Antenna gain generally refers to the maximum gain of the antenna unless the context makes it clear that some specific elevation or azimuth angle is being considered.
For a directional antenna such as a yagi, the forward gain is therefore the maximum gain of the antenna unless otherwise qualified. The gain in the azimuth direction 180 degrees opposite of the maximum forward gain (and generally at the same elevation) is the rearward (back) gain of the antenna.
If the forward and rearward gain is expressed in dB (e.g. dBi or dBd), then the front to back ratio is the forward gain minus the rearward gain.
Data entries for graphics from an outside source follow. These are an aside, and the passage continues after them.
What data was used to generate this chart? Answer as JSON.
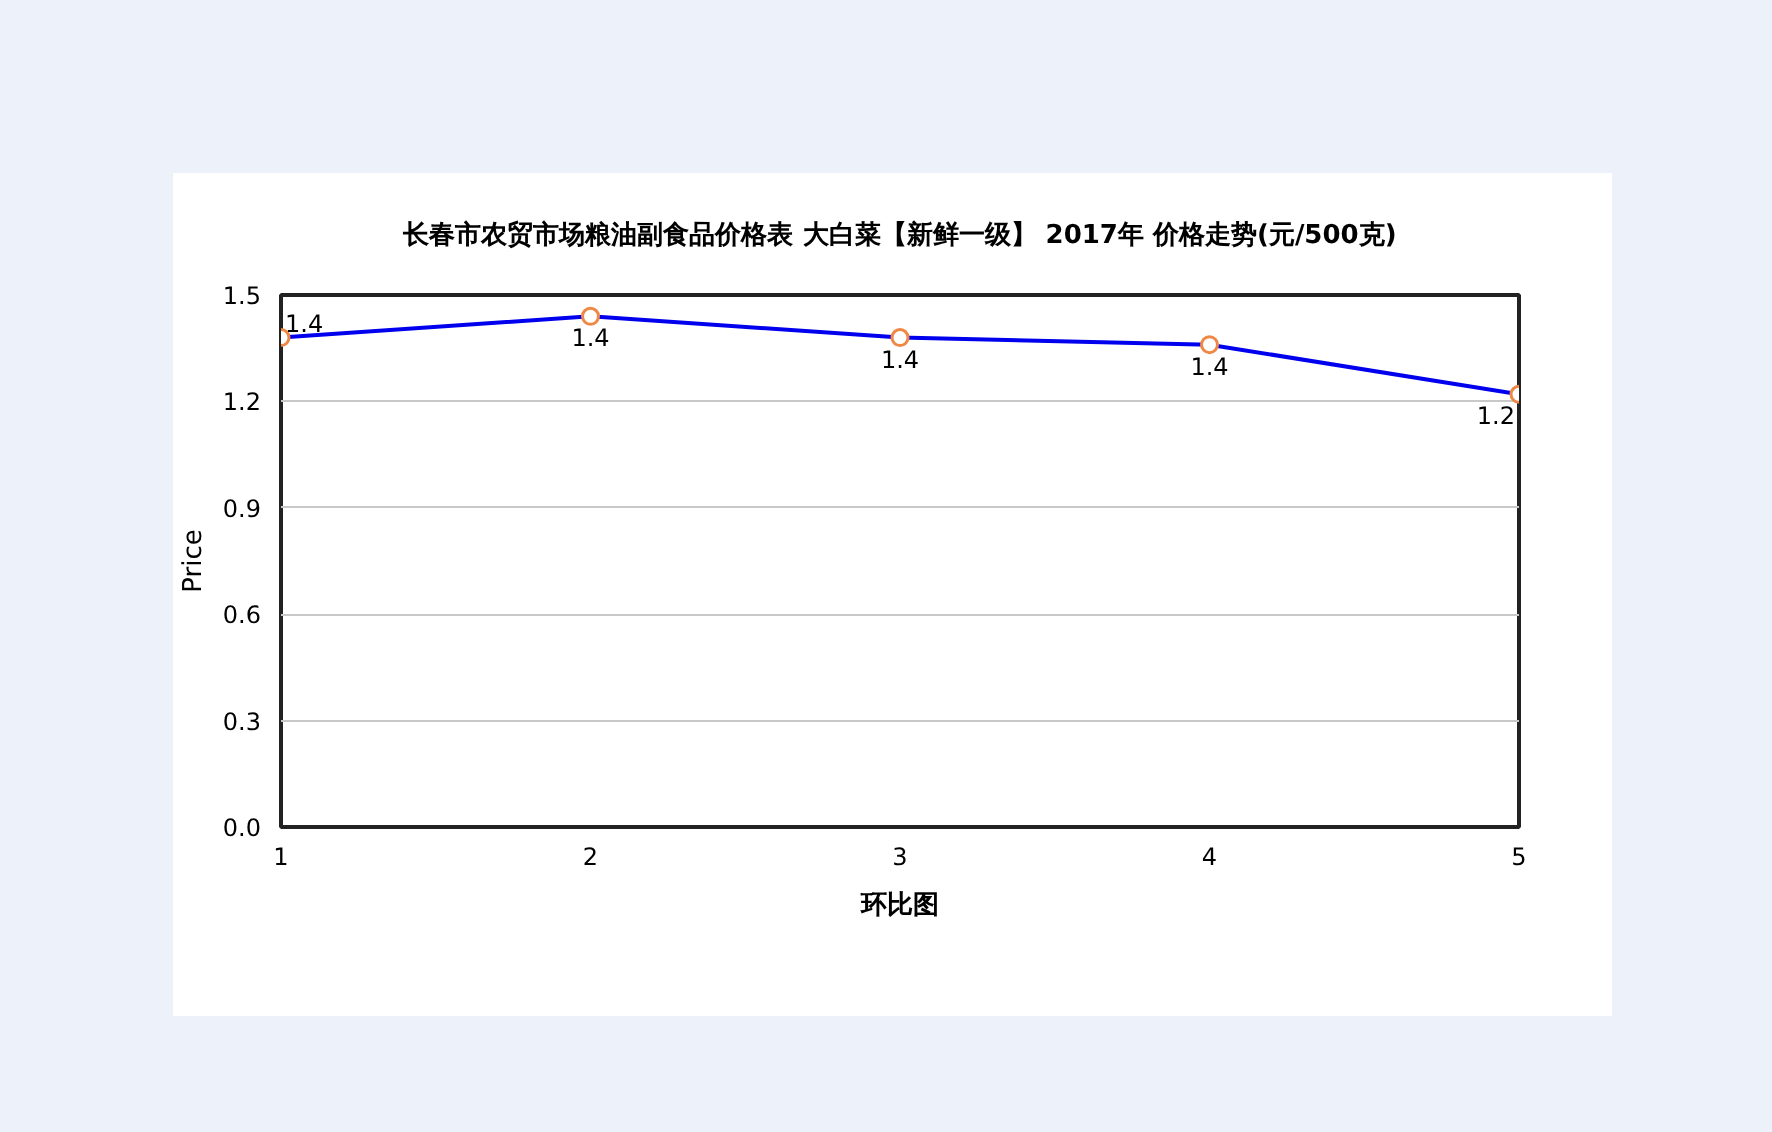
{
  "chart_data": {
    "type": "line",
    "title": "长春市农贸市场粮油副食品价格表 大白菜【新鲜一级】 2017年 价格走势(元/500克)",
    "xlabel": "环比图",
    "ylabel": "Price",
    "x": [
      1,
      2,
      3,
      4,
      5
    ],
    "series": [
      {
        "color": "#0000ee",
        "values": [
          1.38,
          1.44,
          1.38,
          1.36,
          1.22
        ],
        "value_labels": [
          "1.4",
          "1.4",
          "1.4",
          "1.4",
          "1.2"
        ]
      }
    ],
    "xlim": [
      1,
      5
    ],
    "ylim": [
      0,
      1.5
    ],
    "xticks": [
      1,
      2,
      3,
      4,
      5
    ],
    "yticks": [
      {
        "value": 0,
        "label": "0.0"
      },
      0.3,
      0.6,
      0.9,
      1.2,
      1.5
    ],
    "grid": "y",
    "marker": "circle",
    "line_style": "solid"
  }
}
The result is then expressed in dB. For example, if the forward gain is 10 dBi and the rearward gain is -3 dBi, then the front to back ratio is 13 dB.
From a practical perspective, you can measure the front to back ratio if you have a remote signal that you can monitor while propagation is constant. Turn the antenna to find the maximum signal strength of the remote signal and note the signal strength in dB form. Turn the antenna 180 degrees from that direction and again note the signal strength in dB form. Subtract the forward dB value from the reverse dB value to compute the front to back ratio.
If you only have an s-meter available to make comparative measurements, each s-unit is generally 6 dB so you can approximate the front to back ratio by making the appropriate measurements and conversions and then subtracting the two values as described above.